Law 2: Integration costs before it pays
That is why NHS would take responsibility for marketing the potential benefits of integrative care in order to get the buy in necessary for the community to accept the risks for an idea that it believes in and fully owns from the start. The community would be fully supported, rather than "led" from the top

Law 3: Your integration is my fragmentation
This is true if integration is imposed from the outside on a community that does not already have a strong sense of shared values and a commitment to sharing power and responsibility to realize shared goals

Law 4: You can’t integrate a square peg into a round hole
Exactly!

Law 5: The one who integrates calls the tune
That is why the people 'calling the tune' should be the community that chooses integrative care for themselves. The role of the government should be to promote integrative care, to educate the public abut the benefits and to guide and support those communities who choose this approach for themselves rather than "manage" them from the top down

By "community" I refer to representatives of all key stakeholders, including medical professionals and management, social services, local government, patients and their families.

Alida Farmer

Position
Service Development Manager,
Organisation
NHS EoE
Comment date
22 July 2011
At last someone has gone back to Leutz and the excellent document put together by the Integrated Care Network! Totally agree about the role of service users and communities. I believe that integration can be commissioned - sure it's about cultural change and leadership, but working with partners across sectors, through proper procurement, CAN make it happen - with clear outcome frameworks

Richard Ward

Position
GP Practice manager,
Comment date
27 July 2011
Where to begin...
Perhaps then we should focus not on the difficulties of integration but more on solutions to make it work.
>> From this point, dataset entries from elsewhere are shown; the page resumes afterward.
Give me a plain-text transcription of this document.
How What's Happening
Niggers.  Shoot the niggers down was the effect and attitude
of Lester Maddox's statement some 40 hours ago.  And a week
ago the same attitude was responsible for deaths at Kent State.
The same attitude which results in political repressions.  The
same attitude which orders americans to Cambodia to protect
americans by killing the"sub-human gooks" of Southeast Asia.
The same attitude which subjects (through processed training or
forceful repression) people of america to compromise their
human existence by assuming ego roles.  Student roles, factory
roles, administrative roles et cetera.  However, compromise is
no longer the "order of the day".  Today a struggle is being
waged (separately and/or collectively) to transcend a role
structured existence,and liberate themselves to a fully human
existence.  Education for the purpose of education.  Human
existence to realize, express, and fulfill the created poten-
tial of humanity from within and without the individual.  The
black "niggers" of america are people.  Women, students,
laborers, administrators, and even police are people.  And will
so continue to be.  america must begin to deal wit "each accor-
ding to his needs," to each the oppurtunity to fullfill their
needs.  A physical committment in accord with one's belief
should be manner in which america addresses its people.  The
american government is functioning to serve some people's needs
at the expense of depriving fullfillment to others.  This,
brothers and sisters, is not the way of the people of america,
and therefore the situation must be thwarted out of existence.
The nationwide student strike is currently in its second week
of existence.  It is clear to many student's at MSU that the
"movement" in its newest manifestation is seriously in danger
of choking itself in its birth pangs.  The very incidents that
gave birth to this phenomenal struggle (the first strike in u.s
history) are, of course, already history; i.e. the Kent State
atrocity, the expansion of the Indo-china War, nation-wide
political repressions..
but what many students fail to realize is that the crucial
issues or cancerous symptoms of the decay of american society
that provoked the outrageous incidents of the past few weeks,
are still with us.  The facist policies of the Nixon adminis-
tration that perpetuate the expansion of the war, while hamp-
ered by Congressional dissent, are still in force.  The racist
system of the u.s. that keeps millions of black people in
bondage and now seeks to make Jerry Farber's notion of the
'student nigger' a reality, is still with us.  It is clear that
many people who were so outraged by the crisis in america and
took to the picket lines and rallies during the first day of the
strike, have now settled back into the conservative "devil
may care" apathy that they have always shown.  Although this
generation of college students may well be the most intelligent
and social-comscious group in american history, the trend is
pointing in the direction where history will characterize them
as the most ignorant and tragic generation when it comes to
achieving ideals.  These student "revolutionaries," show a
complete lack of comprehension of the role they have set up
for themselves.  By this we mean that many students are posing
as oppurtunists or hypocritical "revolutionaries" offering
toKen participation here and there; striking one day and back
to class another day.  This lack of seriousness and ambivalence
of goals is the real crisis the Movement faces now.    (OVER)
So thanks Nick for setting out a framework
Law 1: How should we target scarce resource into an integreated approach to get biggest benefit to patients? Some suggestions / examples would help.
Law 2: Who do we need to re-assure / encourage to be less risk averse? How have these problems been overcome in successful ventures?
Law3: How can we re-assure the "gate keepers" who see integration as a loss of power... Stop re-organising?
Law 4: Relate some examples of "bottom up" systems working
Law5; Balance is required. patient and community opinion about priorities is valid, but it is only part of commissioning / procuring / providing appropriate services
So, less on the difficulties, more on solutions and for goodness sake establish a shared learning system to make sure we aren't all left to invent the proverbial wheel!

Dr Paul Worthington

Position
Programme Manager,
Organisation
Hereford PCT
Comment date
27 July 2011
Putting aside John Kapps own statistics (which inspire a whole host of methodological questions), I'm most intrigued by his claim that bringing complementary therapies into the NHS could 'halve statistics by 2016'. I'm all in favour of less and more focused data, but this does seem a claim too far...........

Alan Moore

Position
Manager in General Practice,
Comment date
28 July 2011
Law 2 really should be Law 1 - and the major hurdle before moving on to any others. ALL change costs - and the previous Government spent billions and still did not realise this fundamental. The present Government needs to learn the same lesson as well. Integration is a good idea and is patient-centred but if not properly funded will just be another expensive idea that raises public expectations, places extra unsustainable burdens on the NHS and won`t work. The only achiv=evement might be that it will waste more money.